Четыре ритуала, о которых Нортон вскользь упоминает, подробно описаны в главной книге Таллента об Иву’иву, «Люди среди деревьев: пропавшее колено Иву’иву» (Нью-Йорк, «Саймон и Шустер», 1959), которая стала одним из классических трудов современной антропологии. Последняя церемония – во время которой восемь деревенских жителей танцуют вокруг огня и каждый прижимает ящерицу к голове – это довольно таинственный обряд под названием туа’ина, который повезло увидеть Нортону, – он справляется только во время частичного лунного затмения. (У иву’ивцев есть сложная система отслеживания фаз луны, тоже в интереснейших подробностях описанная в «Людях» Таллента.) В у’ивской культуре ящерица – в данном случае речь идет о редком пресмыкающемся под названием э’олу’экэ – считается символом луны, а у луны насчитывается восемь фаз.
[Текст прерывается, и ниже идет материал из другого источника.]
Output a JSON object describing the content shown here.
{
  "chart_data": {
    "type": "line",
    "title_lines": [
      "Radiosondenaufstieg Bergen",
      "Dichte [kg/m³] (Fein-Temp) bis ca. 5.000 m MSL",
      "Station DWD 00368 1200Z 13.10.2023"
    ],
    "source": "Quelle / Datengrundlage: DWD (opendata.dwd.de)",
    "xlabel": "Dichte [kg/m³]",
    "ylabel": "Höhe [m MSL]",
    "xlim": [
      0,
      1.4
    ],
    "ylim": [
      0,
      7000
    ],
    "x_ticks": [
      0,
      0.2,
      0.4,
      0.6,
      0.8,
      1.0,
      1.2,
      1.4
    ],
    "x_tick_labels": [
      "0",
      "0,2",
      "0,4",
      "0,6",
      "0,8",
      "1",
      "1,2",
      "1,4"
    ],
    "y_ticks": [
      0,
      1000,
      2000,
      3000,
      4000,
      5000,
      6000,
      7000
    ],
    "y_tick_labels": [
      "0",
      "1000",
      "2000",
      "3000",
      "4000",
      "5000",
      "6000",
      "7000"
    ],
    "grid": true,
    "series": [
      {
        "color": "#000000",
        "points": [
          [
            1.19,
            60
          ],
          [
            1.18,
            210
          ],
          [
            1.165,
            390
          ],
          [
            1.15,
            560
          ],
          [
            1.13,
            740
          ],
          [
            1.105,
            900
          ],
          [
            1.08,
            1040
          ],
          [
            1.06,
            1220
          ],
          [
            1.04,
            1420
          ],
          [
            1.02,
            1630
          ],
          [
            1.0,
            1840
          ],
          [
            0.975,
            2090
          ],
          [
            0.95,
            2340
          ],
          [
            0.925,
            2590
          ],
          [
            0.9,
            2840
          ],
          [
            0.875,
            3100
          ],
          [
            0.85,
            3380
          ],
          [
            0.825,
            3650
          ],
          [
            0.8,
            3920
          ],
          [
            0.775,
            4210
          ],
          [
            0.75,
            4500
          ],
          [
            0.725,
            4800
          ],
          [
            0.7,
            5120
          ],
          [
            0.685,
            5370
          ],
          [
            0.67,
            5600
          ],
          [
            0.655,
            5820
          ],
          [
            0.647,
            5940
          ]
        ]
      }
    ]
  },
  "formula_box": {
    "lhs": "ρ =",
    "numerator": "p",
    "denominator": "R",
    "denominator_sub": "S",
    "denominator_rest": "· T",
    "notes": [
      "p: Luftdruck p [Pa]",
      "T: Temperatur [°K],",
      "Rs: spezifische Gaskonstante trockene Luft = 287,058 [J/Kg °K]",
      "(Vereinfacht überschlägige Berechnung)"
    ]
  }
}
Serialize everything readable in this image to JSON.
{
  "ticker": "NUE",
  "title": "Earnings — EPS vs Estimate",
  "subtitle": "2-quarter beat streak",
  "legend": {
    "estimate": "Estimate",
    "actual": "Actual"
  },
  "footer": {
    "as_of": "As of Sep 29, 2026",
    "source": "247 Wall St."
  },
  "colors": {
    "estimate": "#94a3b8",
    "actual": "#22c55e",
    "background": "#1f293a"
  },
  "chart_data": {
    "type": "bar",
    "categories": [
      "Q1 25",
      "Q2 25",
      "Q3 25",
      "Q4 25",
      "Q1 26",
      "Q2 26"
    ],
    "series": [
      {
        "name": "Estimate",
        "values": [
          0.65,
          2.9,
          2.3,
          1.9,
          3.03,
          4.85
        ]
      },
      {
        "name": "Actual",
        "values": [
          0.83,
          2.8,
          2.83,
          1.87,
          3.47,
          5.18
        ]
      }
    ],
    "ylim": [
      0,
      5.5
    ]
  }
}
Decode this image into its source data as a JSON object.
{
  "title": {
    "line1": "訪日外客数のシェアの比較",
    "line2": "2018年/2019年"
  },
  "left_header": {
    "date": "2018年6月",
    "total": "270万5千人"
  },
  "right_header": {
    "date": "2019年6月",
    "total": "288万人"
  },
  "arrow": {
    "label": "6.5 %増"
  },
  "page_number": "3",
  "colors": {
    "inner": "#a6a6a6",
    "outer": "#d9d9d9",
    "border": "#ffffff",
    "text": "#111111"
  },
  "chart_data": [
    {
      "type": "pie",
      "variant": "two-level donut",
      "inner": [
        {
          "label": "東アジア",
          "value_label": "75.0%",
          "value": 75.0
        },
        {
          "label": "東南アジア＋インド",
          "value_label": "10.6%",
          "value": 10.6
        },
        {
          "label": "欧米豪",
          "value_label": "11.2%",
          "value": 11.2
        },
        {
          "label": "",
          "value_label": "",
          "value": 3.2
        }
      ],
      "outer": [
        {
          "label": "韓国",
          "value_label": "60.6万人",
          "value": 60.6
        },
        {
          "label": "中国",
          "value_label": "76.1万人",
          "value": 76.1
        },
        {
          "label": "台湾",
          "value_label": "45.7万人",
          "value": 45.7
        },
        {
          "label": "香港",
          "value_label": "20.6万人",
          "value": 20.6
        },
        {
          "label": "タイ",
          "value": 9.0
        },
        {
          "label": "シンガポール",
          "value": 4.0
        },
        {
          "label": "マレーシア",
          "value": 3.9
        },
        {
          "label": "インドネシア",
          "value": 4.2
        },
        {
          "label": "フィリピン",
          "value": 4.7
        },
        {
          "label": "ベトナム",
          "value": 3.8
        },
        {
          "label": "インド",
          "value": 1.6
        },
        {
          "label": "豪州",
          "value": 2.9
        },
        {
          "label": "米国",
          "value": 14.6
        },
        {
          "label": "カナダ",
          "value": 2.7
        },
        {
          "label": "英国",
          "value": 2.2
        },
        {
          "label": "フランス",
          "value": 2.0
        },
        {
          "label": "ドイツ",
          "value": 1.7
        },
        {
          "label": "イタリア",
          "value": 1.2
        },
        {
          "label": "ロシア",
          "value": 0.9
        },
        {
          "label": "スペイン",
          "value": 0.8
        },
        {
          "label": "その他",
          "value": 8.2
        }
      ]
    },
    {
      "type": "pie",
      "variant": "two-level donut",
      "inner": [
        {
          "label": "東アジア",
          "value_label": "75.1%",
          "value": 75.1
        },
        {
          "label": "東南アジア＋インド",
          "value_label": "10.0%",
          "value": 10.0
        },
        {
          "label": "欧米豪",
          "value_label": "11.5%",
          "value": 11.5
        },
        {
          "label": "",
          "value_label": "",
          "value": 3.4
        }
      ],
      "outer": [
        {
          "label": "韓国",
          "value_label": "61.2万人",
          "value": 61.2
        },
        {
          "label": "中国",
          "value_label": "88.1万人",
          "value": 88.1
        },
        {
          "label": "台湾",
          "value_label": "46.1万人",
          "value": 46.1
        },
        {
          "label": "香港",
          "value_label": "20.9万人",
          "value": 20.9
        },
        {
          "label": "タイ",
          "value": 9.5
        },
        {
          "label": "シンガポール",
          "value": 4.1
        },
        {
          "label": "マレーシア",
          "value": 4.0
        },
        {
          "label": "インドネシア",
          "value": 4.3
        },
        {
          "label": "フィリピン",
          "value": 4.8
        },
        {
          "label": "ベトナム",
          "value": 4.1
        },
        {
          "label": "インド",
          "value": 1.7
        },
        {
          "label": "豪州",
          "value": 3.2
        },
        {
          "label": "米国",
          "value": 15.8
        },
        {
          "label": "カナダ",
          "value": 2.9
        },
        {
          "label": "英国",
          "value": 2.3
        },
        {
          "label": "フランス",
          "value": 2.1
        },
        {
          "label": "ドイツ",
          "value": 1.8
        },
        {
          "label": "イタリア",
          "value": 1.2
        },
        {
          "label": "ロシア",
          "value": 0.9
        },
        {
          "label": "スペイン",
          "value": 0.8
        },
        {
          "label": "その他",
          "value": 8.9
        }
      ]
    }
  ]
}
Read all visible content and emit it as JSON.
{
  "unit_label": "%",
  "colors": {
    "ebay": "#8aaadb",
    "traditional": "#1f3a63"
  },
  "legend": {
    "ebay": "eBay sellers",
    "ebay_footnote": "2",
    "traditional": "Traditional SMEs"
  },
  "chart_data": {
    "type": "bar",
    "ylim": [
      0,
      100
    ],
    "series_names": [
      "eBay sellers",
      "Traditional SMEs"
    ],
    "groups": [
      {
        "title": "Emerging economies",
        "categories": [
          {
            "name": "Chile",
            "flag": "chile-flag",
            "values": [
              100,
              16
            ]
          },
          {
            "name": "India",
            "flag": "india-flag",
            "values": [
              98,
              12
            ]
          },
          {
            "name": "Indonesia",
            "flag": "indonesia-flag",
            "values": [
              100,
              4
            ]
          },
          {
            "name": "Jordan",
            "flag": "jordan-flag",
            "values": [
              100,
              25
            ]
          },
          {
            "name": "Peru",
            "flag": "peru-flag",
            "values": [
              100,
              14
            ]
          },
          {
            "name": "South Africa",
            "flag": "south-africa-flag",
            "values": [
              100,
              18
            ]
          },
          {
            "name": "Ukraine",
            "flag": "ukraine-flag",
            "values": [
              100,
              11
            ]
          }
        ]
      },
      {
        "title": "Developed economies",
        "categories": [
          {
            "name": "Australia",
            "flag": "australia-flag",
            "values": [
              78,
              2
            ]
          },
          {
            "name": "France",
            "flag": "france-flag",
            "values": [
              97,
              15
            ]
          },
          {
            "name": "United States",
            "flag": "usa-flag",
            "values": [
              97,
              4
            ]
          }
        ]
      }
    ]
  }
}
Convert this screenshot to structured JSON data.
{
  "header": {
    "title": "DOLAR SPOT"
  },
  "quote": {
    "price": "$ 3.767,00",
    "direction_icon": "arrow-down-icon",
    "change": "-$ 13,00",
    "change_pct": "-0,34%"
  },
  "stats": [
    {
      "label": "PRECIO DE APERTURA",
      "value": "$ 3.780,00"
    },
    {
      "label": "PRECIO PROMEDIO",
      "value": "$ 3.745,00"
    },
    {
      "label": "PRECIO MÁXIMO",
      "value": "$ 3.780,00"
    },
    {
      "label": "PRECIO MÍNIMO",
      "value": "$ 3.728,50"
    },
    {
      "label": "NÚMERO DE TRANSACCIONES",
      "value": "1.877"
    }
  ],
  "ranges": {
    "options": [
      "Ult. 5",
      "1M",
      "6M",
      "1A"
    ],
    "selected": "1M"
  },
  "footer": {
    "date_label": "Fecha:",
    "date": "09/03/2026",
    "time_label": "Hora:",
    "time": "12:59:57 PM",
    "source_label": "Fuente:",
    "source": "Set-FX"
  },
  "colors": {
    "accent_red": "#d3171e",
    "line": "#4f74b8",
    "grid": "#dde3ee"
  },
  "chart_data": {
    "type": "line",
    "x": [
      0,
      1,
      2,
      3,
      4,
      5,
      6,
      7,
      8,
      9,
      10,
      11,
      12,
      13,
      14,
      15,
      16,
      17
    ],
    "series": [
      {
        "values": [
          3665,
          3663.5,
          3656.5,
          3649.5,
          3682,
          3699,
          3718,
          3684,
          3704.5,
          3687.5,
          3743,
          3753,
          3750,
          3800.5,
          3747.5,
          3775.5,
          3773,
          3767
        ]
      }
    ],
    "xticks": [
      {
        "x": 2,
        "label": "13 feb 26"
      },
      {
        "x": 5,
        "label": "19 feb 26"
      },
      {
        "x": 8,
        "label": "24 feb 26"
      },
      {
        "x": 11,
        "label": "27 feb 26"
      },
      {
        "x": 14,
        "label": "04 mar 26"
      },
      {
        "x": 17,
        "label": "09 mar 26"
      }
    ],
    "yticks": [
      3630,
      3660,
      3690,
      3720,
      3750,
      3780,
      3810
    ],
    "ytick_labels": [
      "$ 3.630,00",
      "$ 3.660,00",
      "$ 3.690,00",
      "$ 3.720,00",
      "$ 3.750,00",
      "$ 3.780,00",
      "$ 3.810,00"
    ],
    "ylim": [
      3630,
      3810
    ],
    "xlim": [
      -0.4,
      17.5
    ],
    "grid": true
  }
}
Во время частичного затмения особым образом выбранная группа деревенских жителей оказывает почтение луне, призывая ее вернуться в свое нормальное состояние; ящериц прижимают к голове в знак уважения и затем жертвуют огню, чтобы дым поднялся вверх и его аромат ублажил небесных богов.
Эсме Дафф, «Жизнь среди бессмертных: Иву’иву и его обитатели» (Нью-Йорк, «Харпер и Роу», 1977). Это довольно сентиментальные мемуары о вылазках Дафф на остров. Как отмечает Нортон, Дафф была отличным летописцем мелочей деревенской жизни – она с невероятными подробностями описывает содержание разных складских хижин, – но в ее описании людей есть что-то приторное: дети описываются как «растолстевшие херувимы», а у женщин, по ее свидетельству, «нежные глаза». Церемония а’ина’ина не упоминается, как и упражнения по избиванию ленивца, которые подробно описывает Нортон. О Нортоне, чье участие в первой экспедиции 1950 года она немногословно признает, в книге есть только один длинный абзац, часть которого я привожу:
«Позже Перина почти в одиночку погубил этот остров… Вряд ли он когда-либо интересовался культурой Иву’иву, не говоря уж о самих островитянах – это очевидно по его намеренному пренебрежению самыми священными табу этого народа… Хотя его ошибочно считают первооткрывателем «бессмертия» – как будто бессмертие вообще можно открыть, – он всегда больше интересовался, по-моему, личным бессмертием, без всякого внимания к судьбам людей, которых ему приходилось использовать для этой цели».